Frau Präsidentin! Meine Damen und Herren! Dass ausgerechnet die AfD jetzt für Wissenschaftsintegrität eintreten will,
während sie pseudowissenschaftliche Positionen vertritt, klingt wie ein schlechter Scherz. Wissenschaft lebt von Vertrauen, dem Vertrauen darauf, dass Ergebnisse sauber erarbeitet und nachvollziehbar sind. Ja, es gibt unseriöse Publikationspraktiken. Ursache sind falsche Anreizsysteme, Publikationsdruck und Drittmittelabhängigkeit. Wer im Wissenschaftssystem Erfolg haben will, muss publizieren oder geht unter. Die Wissenschaft bekämpft dieses Problem längst selbst: mit Open Data, mit strengen Transparenzvorgaben und strikten Kontrollen in den etablierten seriösen Fachzeitschriften.

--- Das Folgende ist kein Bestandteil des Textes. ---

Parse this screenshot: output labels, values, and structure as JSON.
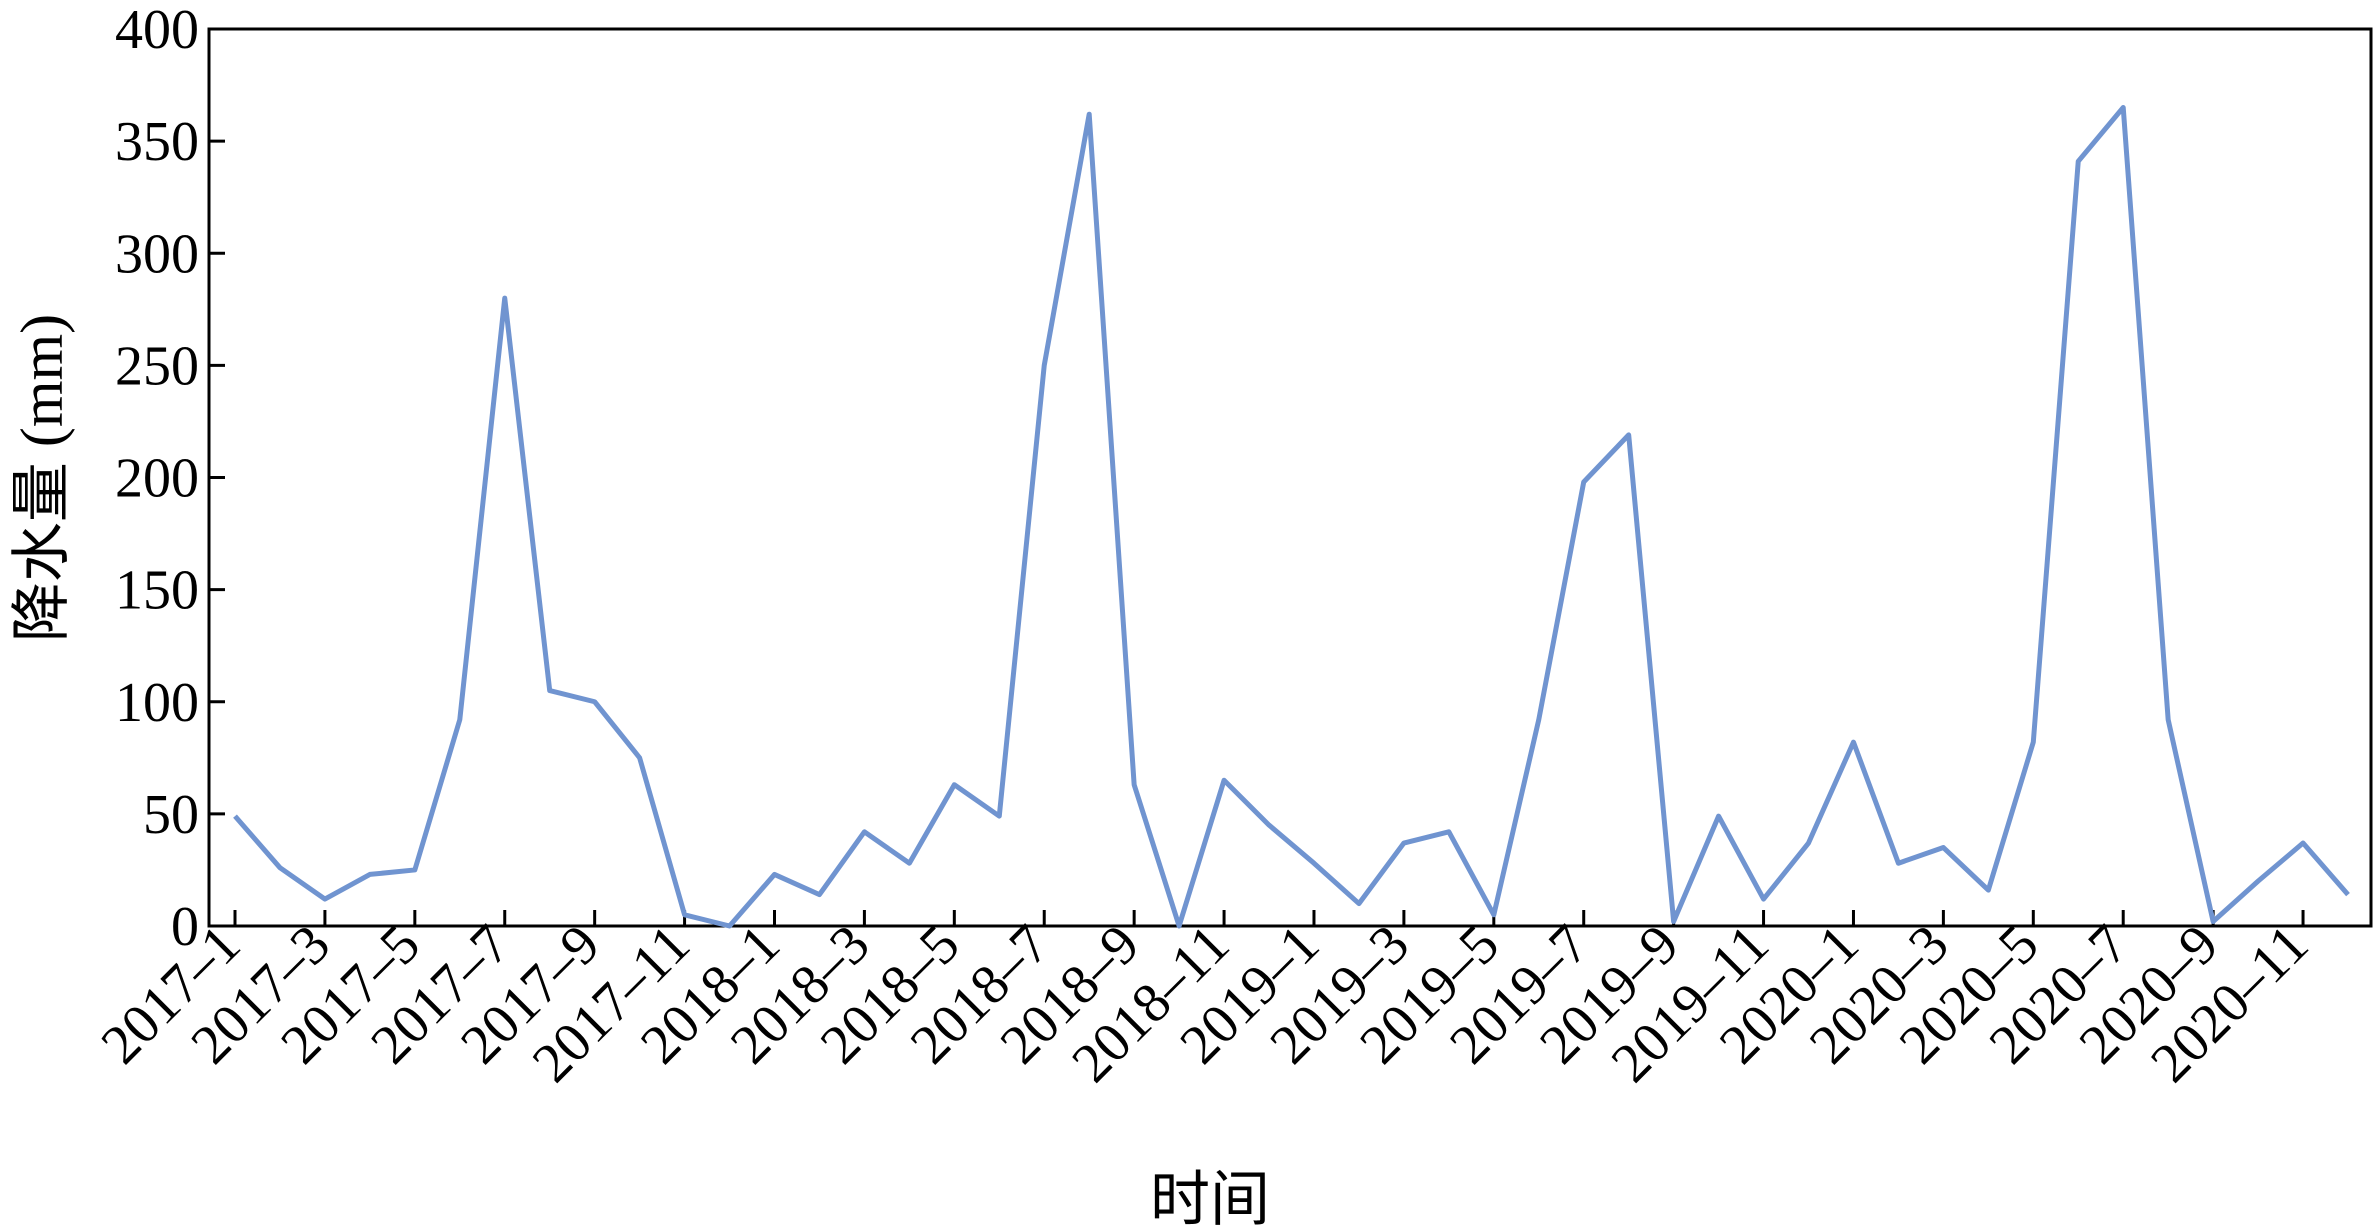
{
  "chart_data": {
    "type": "line",
    "x_label": "时间",
    "y_label": "降水量 (mm)",
    "categories": [
      "2017–1",
      null,
      "2017–3",
      null,
      "2017–5",
      null,
      "2017–7",
      null,
      "2017–9",
      null,
      "2017–11",
      null,
      "2018–1",
      null,
      "2018–3",
      null,
      "2018–5",
      null,
      "2018–7",
      null,
      "2018–9",
      null,
      "2018–11",
      null,
      "2019–1",
      null,
      "2019–3",
      null,
      "2019–5",
      null,
      "2019–7",
      null,
      "2019–9",
      null,
      "2019–11",
      null,
      "2020–1",
      null,
      "2020–3",
      null,
      "2020–5",
      null,
      "2020–7",
      null,
      "2020–9",
      null,
      "2020–11",
      null
    ],
    "series": [
      {
        "color": "#7094d0",
        "values": [
          49,
          26,
          12,
          23,
          25,
          92,
          280,
          105,
          100,
          75,
          5,
          0,
          23,
          14,
          42,
          28,
          63,
          49,
          250,
          362,
          63,
          0,
          65,
          45,
          28,
          10,
          37,
          42,
          5,
          92,
          198,
          219,
          2,
          49,
          12,
          37,
          82,
          28,
          35,
          16,
          82,
          341,
          365,
          92,
          2,
          20,
          37,
          14
        ]
      }
    ],
    "ylim": [
      0,
      400
    ],
    "yticks": [
      0,
      50,
      100,
      150,
      200,
      250,
      300,
      350,
      400
    ],
    "grid": false
  }
}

Die AfD adressiert das Problem von sogenannten Raubzeitschriften, also minderwertigen Zeitschriften, die Artikel gegen Gebühr und ohne jede Qualitätssicherung veröffentlichen. Spannend ist gerade dabei, dass rechtsextreme und pseudowissenschaftliche Akteure, Klimaleugner und Impfgegner genau solche Journals und Fachzeitschriften nutzen, um ihren fragwürdigen Ideen den Anschein wissenschaftlicher Legitimität zu geben.

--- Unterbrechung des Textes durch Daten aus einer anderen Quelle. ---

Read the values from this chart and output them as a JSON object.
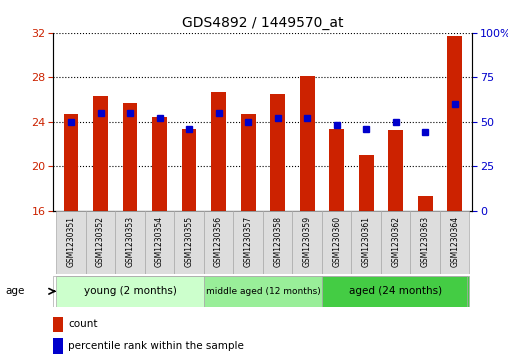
{
  "title": "GDS4892 / 1449570_at",
  "samples": [
    "GSM1230351",
    "GSM1230352",
    "GSM1230353",
    "GSM1230354",
    "GSM1230355",
    "GSM1230356",
    "GSM1230357",
    "GSM1230358",
    "GSM1230359",
    "GSM1230360",
    "GSM1230361",
    "GSM1230362",
    "GSM1230363",
    "GSM1230364"
  ],
  "counts": [
    24.7,
    26.3,
    25.7,
    24.4,
    23.3,
    26.7,
    24.7,
    26.5,
    28.1,
    23.3,
    21.0,
    23.2,
    17.3,
    31.7
  ],
  "percentiles": [
    50,
    55,
    55,
    52,
    46,
    55,
    50,
    52,
    52,
    48,
    46,
    50,
    44,
    60
  ],
  "ylim_left": [
    16,
    32
  ],
  "ylim_right": [
    0,
    100
  ],
  "yticks_left": [
    16,
    20,
    24,
    28,
    32
  ],
  "yticks_right": [
    0,
    25,
    50,
    75,
    100
  ],
  "bar_color": "#cc2200",
  "dot_color": "#0000cc",
  "bar_width": 0.5,
  "groups": [
    {
      "label": "young (2 months)",
      "start": 0,
      "end": 4,
      "color": "#ccffcc"
    },
    {
      "label": "middle aged (12 months)",
      "start": 5,
      "end": 8,
      "color": "#99ee99"
    },
    {
      "label": "aged (24 months)",
      "start": 9,
      "end": 13,
      "color": "#44cc44"
    }
  ],
  "age_label": "age",
  "legend_count": "count",
  "legend_percentile": "percentile rank within the sample",
  "grid_color": "black",
  "background_color": "#ffffff",
  "tick_color_left": "#cc2200",
  "tick_color_right": "#0000cc",
  "spine_color": "#888888"
}
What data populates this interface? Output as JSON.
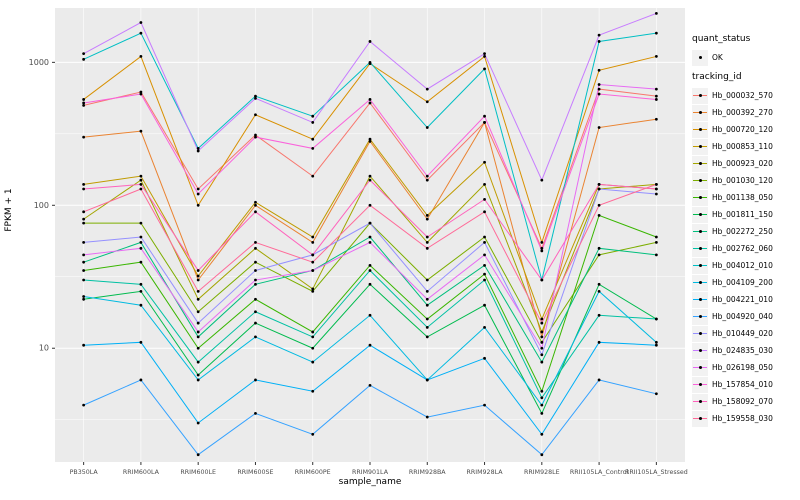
{
  "legend": {
    "quant_title": "quant_status",
    "quant_items": [
      {
        "label": "OK"
      }
    ],
    "tracking_title": "tracking_id"
  },
  "chart_data": {
    "type": "line",
    "title": "",
    "xlabel": "sample_name",
    "ylabel": "FPKM + 1",
    "y_scale": "log10",
    "y_ticks": [
      10,
      100,
      1000
    ],
    "ylim": [
      1.6,
      2400
    ],
    "grid": true,
    "legend_position": "right",
    "panel_bg": "#EBEBEB",
    "grid_color": "#FFFFFF",
    "point_color": "#000000",
    "tick_label_color": "#4D4D4D",
    "categories": [
      "PB350LA",
      "RRIM600LA",
      "RRIM600LE",
      "RRIM600SE",
      "RRIM600PE",
      "RRIM901LA",
      "RRIM928BA",
      "RRIM928LA",
      "RRIM928LE",
      "RRII105LA_Control",
      "RRII105LA_Stressed"
    ],
    "series": [
      {
        "name": "Hb_000032_570",
        "color": "#F8766D",
        "values": [
          500,
          620,
          130,
          310,
          160,
          520,
          150,
          380,
          50,
          650,
          580
        ]
      },
      {
        "name": "Hb_000392_270",
        "color": "#EA8331",
        "values": [
          300,
          330,
          30,
          100,
          55,
          280,
          80,
          380,
          12,
          350,
          400
        ]
      },
      {
        "name": "Hb_000720_120",
        "color": "#D89000",
        "values": [
          550,
          1100,
          100,
          430,
          290,
          980,
          530,
          1100,
          55,
          880,
          1100
        ]
      },
      {
        "name": "Hb_000853_110",
        "color": "#C09B00",
        "values": [
          140,
          160,
          32,
          105,
          60,
          290,
          85,
          200,
          16,
          140,
          130
        ]
      },
      {
        "name": "Hb_000923_020",
        "color": "#A3A500",
        "values": [
          80,
          150,
          22,
          50,
          26,
          160,
          55,
          140,
          13,
          130,
          140
        ]
      },
      {
        "name": "Hb_001030_120",
        "color": "#7CAE00",
        "values": [
          75,
          75,
          18,
          40,
          25,
          75,
          30,
          60,
          11,
          45,
          55
        ]
      },
      {
        "name": "Hb_001138_050",
        "color": "#39B600",
        "values": [
          35,
          40,
          10,
          22,
          13,
          38,
          16,
          33,
          5,
          85,
          60
        ]
      },
      {
        "name": "Hb_001811_150",
        "color": "#00BB4E",
        "values": [
          22,
          25,
          6.5,
          15,
          10,
          28,
          12,
          20,
          3.5,
          28,
          16
        ]
      },
      {
        "name": "Hb_002272_250",
        "color": "#00BF7D",
        "values": [
          40,
          55,
          12,
          28,
          35,
          60,
          20,
          38,
          8,
          50,
          45
        ]
      },
      {
        "name": "Hb_002762_060",
        "color": "#00C1A3",
        "values": [
          30,
          28,
          8,
          18,
          12,
          35,
          14,
          30,
          4.5,
          17,
          16
        ]
      },
      {
        "name": "Hb_004012_010",
        "color": "#00BFC4",
        "values": [
          1050,
          1600,
          250,
          580,
          420,
          1000,
          350,
          900,
          30,
          1400,
          1600
        ]
      },
      {
        "name": "Hb_004109_200",
        "color": "#00BAE0",
        "values": [
          23,
          20,
          6,
          12,
          8,
          17,
          6,
          14,
          4,
          25,
          11
        ]
      },
      {
        "name": "Hb_004221_010",
        "color": "#00B0F6",
        "values": [
          10.5,
          11,
          3,
          6,
          5,
          10.5,
          6,
          8.5,
          2.5,
          11,
          10.5
        ]
      },
      {
        "name": "Hb_004920_040",
        "color": "#35A2FF",
        "values": [
          4,
          6,
          1.8,
          3.5,
          2.5,
          5.5,
          3.3,
          4,
          1.8,
          6,
          4.8
        ]
      },
      {
        "name": "Hb_010449_020",
        "color": "#9590FF",
        "values": [
          55,
          60,
          15,
          35,
          45,
          75,
          25,
          55,
          9,
          130,
          120
        ]
      },
      {
        "name": "Hb_024835_030",
        "color": "#C77CFF",
        "values": [
          1150,
          1900,
          240,
          560,
          380,
          1400,
          650,
          1150,
          150,
          1550,
          2200
        ]
      },
      {
        "name": "Hb_026198_050",
        "color": "#E76BF3",
        "values": [
          45,
          50,
          13,
          30,
          35,
          55,
          22,
          45,
          10,
          700,
          650
        ]
      },
      {
        "name": "Hb_157854_010",
        "color": "#FA62DB",
        "values": [
          520,
          600,
          120,
          300,
          250,
          550,
          160,
          420,
          48,
          600,
          550
        ]
      },
      {
        "name": "Hb_158092_070",
        "color": "#FF62BC",
        "values": [
          130,
          140,
          35,
          90,
          45,
          150,
          60,
          110,
          30,
          140,
          130
        ]
      },
      {
        "name": "Hb_159558_030",
        "color": "#FF6A98",
        "values": [
          90,
          130,
          25,
          55,
          40,
          100,
          50,
          90,
          15,
          100,
          140
        ]
      }
    ]
  }
}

Im Antrag der AfD geht es nicht um Qualität.
Es geht darum, Forschungsfelder, die Sie eben ablehnen, als unwissenschaftlich zu delegitimieren. Der Antrag strotzt insgesamt vor mangelndem Sachverstand.
Gefordert werden Maßnahmen, die längst existieren. Den Kodex der Deutschen Forschungsgemeinschaft für gute wissenschaftliche Praxis gibt es seit Jahrzehnten, und er ist auch in allen Wissenschaftseinrichtungen implementiert.
Die AfD will im Rahmen der Gemeinsamen Wissenschaftskonferenz eine staatliche Prüfstelle einrichten. Das wäre übrigens ein massiver Eingriff in die Wissenschaftsfreiheit.
Dass die GWK, ein Bund-Länder-Koordinierungssystem, überhaupt nicht die fachlichen Kompetenzen hat, um Hunderttausende hochspezialisierte Forschungsfelder zu überprüfen – Sie sollten sich einmal mit diesem Gremium befassen –, spielt keine Rolle. Sie wollen sozusagen mit einer Handvoll Beamter eine staatliche Zensurbehörde für die Forschung in Deutschland schaffen.
Die AfD will Forschungsinhalte politisch steuern und die Wissenschaft politisch instrumentalisieren. Das Ziel ist Kontrolle. Das Instrument der Wahl ist Misstrauen – Misstrauen säen gegen die demokratischen Institutionen, Misstrauen gegen freie Medien und Misstrauen gegen die freie Wissenschaft. Weil das Ergebnis der weltweiten Klimaforschung nicht in das ideologische Weltbild der AfD passt, soll es in Zukunft einfach per Behördenstempel zum Betrug erklärt werden.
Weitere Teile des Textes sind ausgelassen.